Such businesses — which in the public relations industry are described as practicing “black PR” — operate all over the world, using a variety of increasingly sophisticated tactics to try to “change reality” in ways that benefit their clients, which include corporations, governments, politicians and political parties.

Among these tactics are publishing “fake news” stories, then using legions of fake social media accounts to amplify those and other messages — thus boosting their ranking in search results — and to spread them across social media platforms and in groups on private messaging apps. The fake accounts are also used to make comments designed to give false weight to specific sentiments, both positive and negative, in line with their clients’ interests. (This form of artificial grassroots expression is known as “astroturfing.”)

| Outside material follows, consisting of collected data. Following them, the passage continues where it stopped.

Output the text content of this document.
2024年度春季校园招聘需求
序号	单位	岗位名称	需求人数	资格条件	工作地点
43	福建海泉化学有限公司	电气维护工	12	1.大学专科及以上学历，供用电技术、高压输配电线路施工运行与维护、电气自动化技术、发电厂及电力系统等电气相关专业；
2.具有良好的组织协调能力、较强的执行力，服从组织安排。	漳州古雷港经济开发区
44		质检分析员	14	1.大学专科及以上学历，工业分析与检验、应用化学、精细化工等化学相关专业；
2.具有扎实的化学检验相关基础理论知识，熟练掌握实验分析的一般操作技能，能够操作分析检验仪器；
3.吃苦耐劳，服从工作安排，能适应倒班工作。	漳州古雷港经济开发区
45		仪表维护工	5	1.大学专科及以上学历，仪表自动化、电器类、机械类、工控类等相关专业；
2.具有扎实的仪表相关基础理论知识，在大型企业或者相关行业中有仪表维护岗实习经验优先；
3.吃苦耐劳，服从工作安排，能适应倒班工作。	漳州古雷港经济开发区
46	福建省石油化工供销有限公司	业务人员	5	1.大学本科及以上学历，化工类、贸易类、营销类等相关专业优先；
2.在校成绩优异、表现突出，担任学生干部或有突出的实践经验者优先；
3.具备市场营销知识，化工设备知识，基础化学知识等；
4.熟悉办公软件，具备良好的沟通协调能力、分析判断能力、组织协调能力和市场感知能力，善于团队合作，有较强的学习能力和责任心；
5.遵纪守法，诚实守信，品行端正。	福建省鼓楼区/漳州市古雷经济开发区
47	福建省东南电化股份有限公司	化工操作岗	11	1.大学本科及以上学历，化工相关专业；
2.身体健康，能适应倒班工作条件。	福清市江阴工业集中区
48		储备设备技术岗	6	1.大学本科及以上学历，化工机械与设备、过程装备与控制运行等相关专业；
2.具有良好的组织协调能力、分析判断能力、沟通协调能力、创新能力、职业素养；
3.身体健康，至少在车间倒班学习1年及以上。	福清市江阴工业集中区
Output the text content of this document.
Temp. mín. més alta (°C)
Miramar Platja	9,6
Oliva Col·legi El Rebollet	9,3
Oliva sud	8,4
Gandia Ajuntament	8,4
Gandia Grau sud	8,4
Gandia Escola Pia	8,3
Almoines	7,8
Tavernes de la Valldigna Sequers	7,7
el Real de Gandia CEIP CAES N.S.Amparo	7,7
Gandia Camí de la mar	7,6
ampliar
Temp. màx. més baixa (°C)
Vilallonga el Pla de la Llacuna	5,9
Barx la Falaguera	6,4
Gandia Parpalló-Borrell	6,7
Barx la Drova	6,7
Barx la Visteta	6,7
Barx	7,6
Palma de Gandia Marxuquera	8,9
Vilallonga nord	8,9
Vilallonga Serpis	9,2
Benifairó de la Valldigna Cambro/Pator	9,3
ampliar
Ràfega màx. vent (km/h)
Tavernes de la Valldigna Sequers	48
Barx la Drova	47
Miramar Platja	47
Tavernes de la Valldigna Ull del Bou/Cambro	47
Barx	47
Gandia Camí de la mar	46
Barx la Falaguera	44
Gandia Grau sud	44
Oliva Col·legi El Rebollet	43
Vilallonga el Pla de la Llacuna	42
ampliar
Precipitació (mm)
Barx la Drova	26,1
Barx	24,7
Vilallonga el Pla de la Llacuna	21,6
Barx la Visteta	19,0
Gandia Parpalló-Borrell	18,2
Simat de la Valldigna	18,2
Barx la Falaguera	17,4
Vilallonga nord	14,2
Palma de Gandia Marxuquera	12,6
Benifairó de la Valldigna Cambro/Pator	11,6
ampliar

Some of these companies are developing advanced disinformation strategies and using emerging technologies, the BuzzFeed report found. The Archimedes Group, an Israeli “black PR” firm, created fake fact-checking groups to promote its clients’ interests. It also managed social media pages both against and for a Nigerian politician, Atiku Abubakar — ostensibly to damage him as well as to identify his supporters “in order to target them with anti-Abubakar content later.”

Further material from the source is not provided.